Using machine learning to forecast and assess the uncertainty in the response of a typical PWR undergoing a steam generator tube rupture accident
Tran Canh Hai Nguyen, Aya Diab
Abstract
In this work, a multivariate time series machine learning (ML) meta-model is developed to forecast the transient response of a typical nuclear power plant (NPP) undergoing a steam generator tube rupture (SGTR).
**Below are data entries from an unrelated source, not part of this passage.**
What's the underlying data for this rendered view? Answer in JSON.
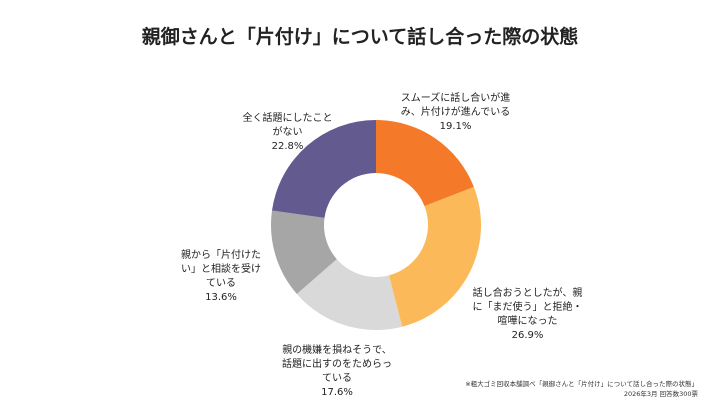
{
  "chart_data": {
    "type": "donut",
    "title": "親御さんと「片付け」について話し合った際の状態",
    "categories": [
      "スムーズに話し合いが進み、片付けが進んでいる",
      "話し合おうとしたが、親に「まだ使う」と拒絶・喧嘩になった",
      "親の機嫌を損ねそうで、話題に出すのをためらっている",
      "親から「片付けたい」と相談を受けている",
      "全く話題にしたことがない"
    ],
    "values": [
      19.1,
      26.9,
      17.6,
      13.6,
      22.8
    ],
    "value_labels": [
      "19.1%",
      "26.9%",
      "17.6%",
      "13.6%",
      "22.8%"
    ],
    "colors": [
      "#f47a2a",
      "#fbb959",
      "#d9d9d9",
      "#a6a6a6",
      "#635a8f"
    ],
    "source": [
      "※粗大ゴミ回収本舗調べ「親御さんと「片付け」について話し合った際の状態」",
      "2026年3月 回答数300票"
    ]
  }
}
The model is based on Recurrent Neural Networks (RNNs); specifically, the Long-Short-Term-Memory (LSTM), Gated Recurrent Unit (GRU), and a hybrid model combining a convolutional neural network (CNN) with LSTM. To train the model, a database of the plant response is generated using the Best Estimate Plus Uncertainty (BEPU) methodology. The best estimate system code, RELAP5/MOD3.4, coupled with the statistical tool, DAKOTA is used to predict the thermal-hydraulic response under various operational uncertainties. The developed ML models successfully captured the inherent characteristics of the data with reasonable accuracy as evidenced by the performance metrics (MSE, MAE, RMSE and R2). Overall, LSTM outperforms GRU; while the hybrid CNN-LSTM model is computationally the most efficient. This work serves as a step towards gaining better understanding of the capabilities and limitations of ML models applied to nuclear safety in the hopes of expanding their implementations to more severe accident scenarios where operators are subjected to extreme stress and are therefore prone to error. If successful, ML models can offer support to operators or even act as expert systems to aid in the decision-making process while simultaneously minimizing the chances of human error.